Auch andere Pflanzen, die schon die Azteken und Maya kannten und die wir heute wie Paprika eher als Nahrungsmittel schätzen, haben gleichzeitig eine heilende Wirkung. Etwa Kürbis, mit dessen Saft Entzündungen behandelt wurden und der zu Salben verarbeitet wurde, die Verbrennungen lindern sollten. Immer noch nutzen Mexikanerinnen und Mexikaner Kürbis bei Leiden der Harnblase oder der Nieren sowie Infektionen mit Würmern. Bei uns werden Samen des Gartenkürbis gegen die Reizblase empfohlen. Kakaobohnen wiederum bilden die Basis für Schokolade, aber sie waren einst auch Medizin: gegen Atemwegsbeschwerden, Blasenleiden, Magenprobleme, Fieber sowie Erschöpfung. In Europa werden Kakaobutter und die Schalen der Kakaobohne immer noch pharmazeutisch verwendet.

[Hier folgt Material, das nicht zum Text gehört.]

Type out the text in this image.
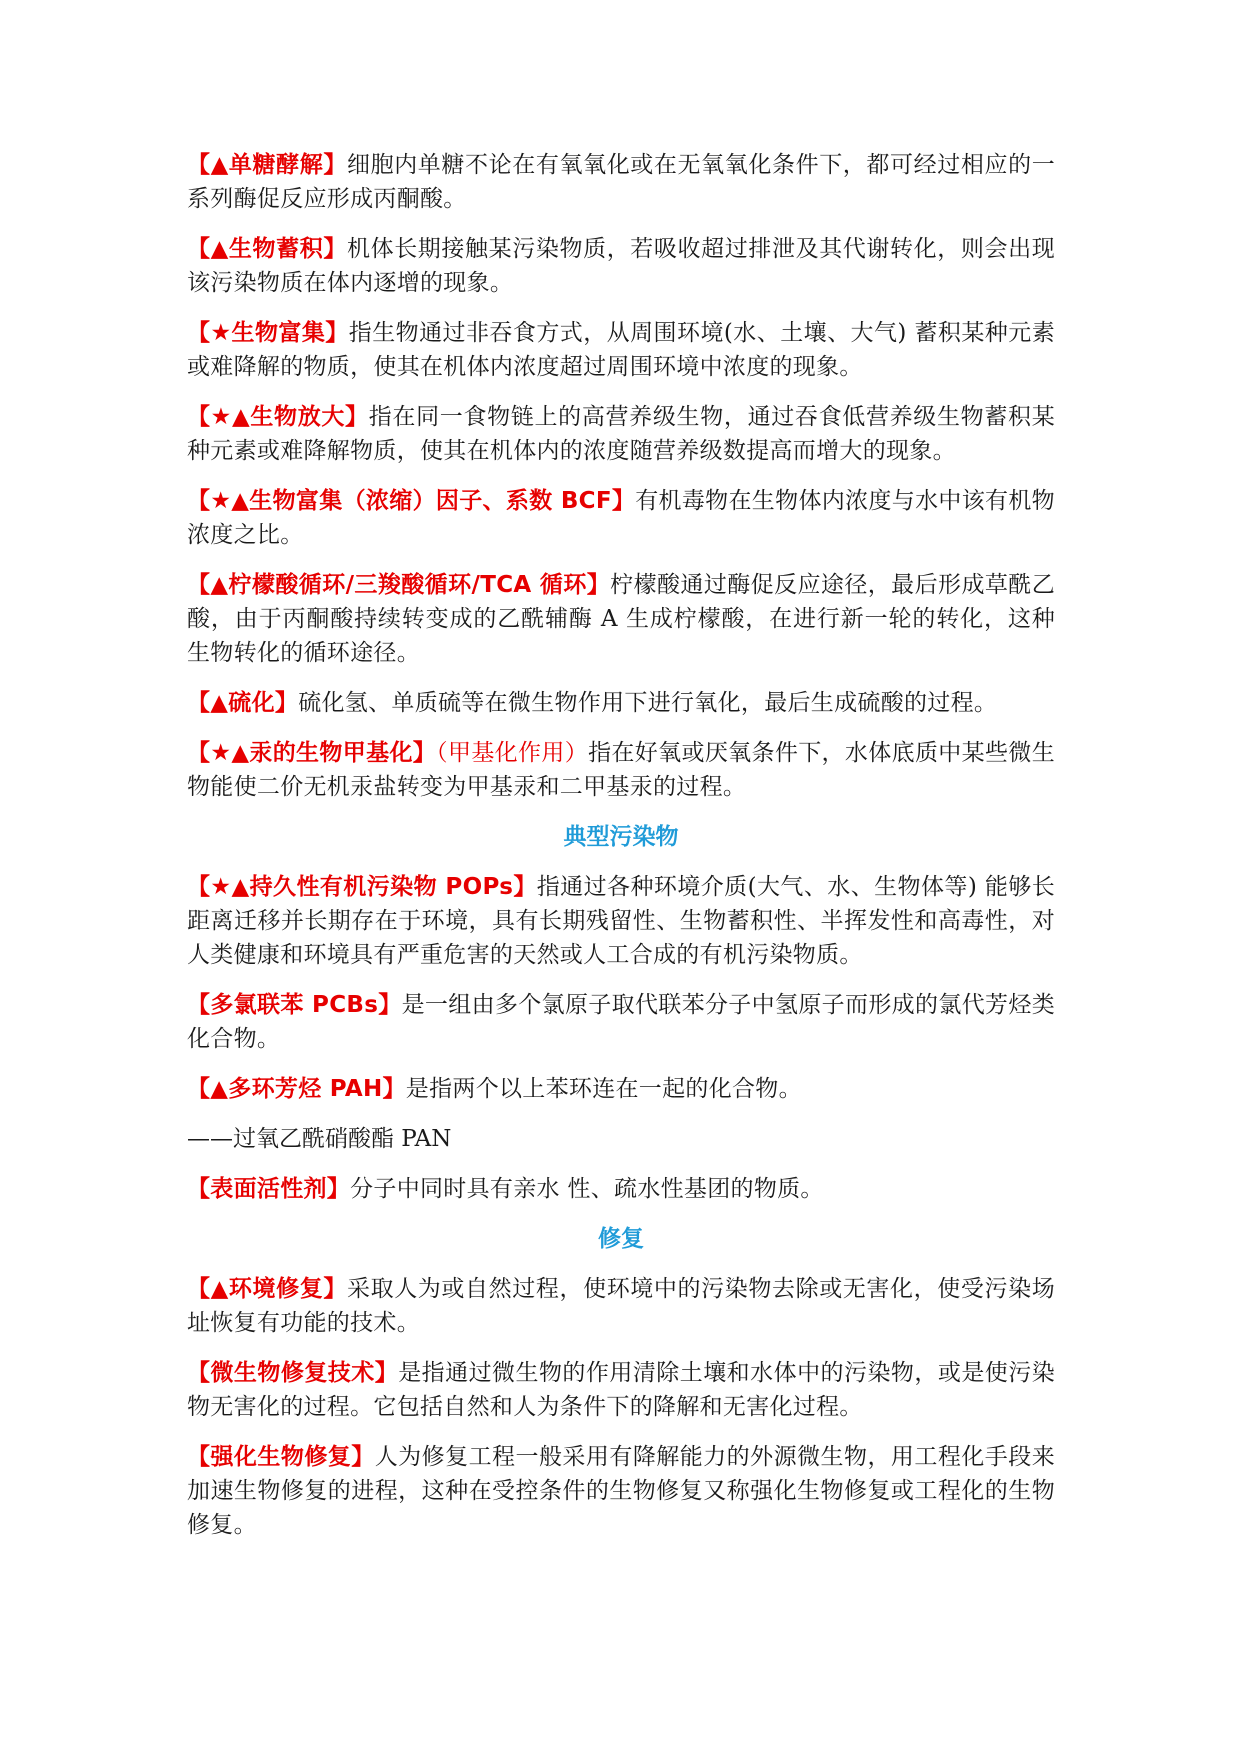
【▲单糖酵解】细胞内单糖不论在有氧氧化或在无氧氧化条件下，都可经过相应的一系列酶促反应形成丙酮酸。

【▲生物蓄积】机体长期接触某污染物质，若吸收超过排泄及其代谢转化，则会出现该污染物质在体内逐增的现象。

【★生物富集】指生物通过非吞食方式，从周围环境(水、土壤、大气) 蓄积某种元素或难降解的物质，使其在机体内浓度超过周围环境中浓度的现象。

【★▲生物放大】指在同一食物链上的高营养级生物，通过吞食低营养级生物蓄积某种元素或难降解物质，使其在机体内的浓度随营养级数提高而增大的现象。

【★▲生物富集（浓缩）因子、系数 BCF】有机毒物在生物体内浓度与水中该有机物浓度之比。

【▲柠檬酸循环/三羧酸循环/TCA 循环】柠檬酸通过酶促反应途径，最后形成草酰乙酸，由于丙酮酸持续转变成的乙酰辅酶 A 生成柠檬酸，在进行新一轮的转化，这种生物转化的循环途径。

【▲硫化】硫化氢、单质硫等在微生物作用下进行氧化，最后生成硫酸的过程。

【★▲汞的生物甲基化】（甲基化作用）指在好氧或厌氧条件下，水体底质中某些微生物能使二价无机汞盐转变为甲基汞和二甲基汞的过程。

典型污染物

【★▲持久性有机污染物 POPs】指通过各种环境介质(大气、水、生物体等) 能够长距离迁移并长期存在于环境，具有长期残留性、生物蓄积性、半挥发性和高毒性，对人类健康和环境具有严重危害的天然或人工合成的有机污染物质。

【多氯联苯 PCBs】是一组由多个氯原子取代联苯分子中氢原子而形成的氯代芳烃类化合物。

【▲多环芳烃 PAH】是指两个以上苯环连在一起的化合物。

——过氧乙酰硝酸酯 PAN

【表面活性剂】分子中同时具有亲水 性、疏水性基团的物质。

修复

【▲环境修复】采取人为或自然过程，使环境中的污染物去除或无害化，使受污染场址恢复有功能的技术。

【微生物修复技术】是指通过微生物的作用清除土壤和水体中的污染物，或是使污染物无害化的过程。它包括自然和人为条件下的降解和无害化过程。

【强化生物修复】人为修复工程一般采用有降解能力的外源微生物，用工程化手段来加速生物修复的进程，这种在受控条件的生物修复又称强化生物修复或工程化的生物修复。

Auch Vanille, Tlilxochitl, war nicht nur wegen des Wohlgeschmacks zum Würzen begehrt. Als Arzneipflanze wurde sie gegen Blähungen, für die Entwässerung und zur Unterstützung der Monatsblutung verwendet.

Selbst Tabak wurde in Europa einmal als Heilmittel gesehen, ebenso verschiedene Harze aus Mexiko. Andere Pflanzen, welche die Azteken wegen ihrer medizinischen Potenz schätzten, wurden in Europa niemals bekannt. Heute aber wird man zunehmend aufmerksam auf das, was hier noch an Geheimnissen zu entdecken ist. Wie auch in Bezug auf andere Weltregionen und indigenen Völker entdecken westliche Wissenschaftler mehr und mehr, dass traditionelles Wissen um Heilpflanzen auch für uns wertvoll sein kann.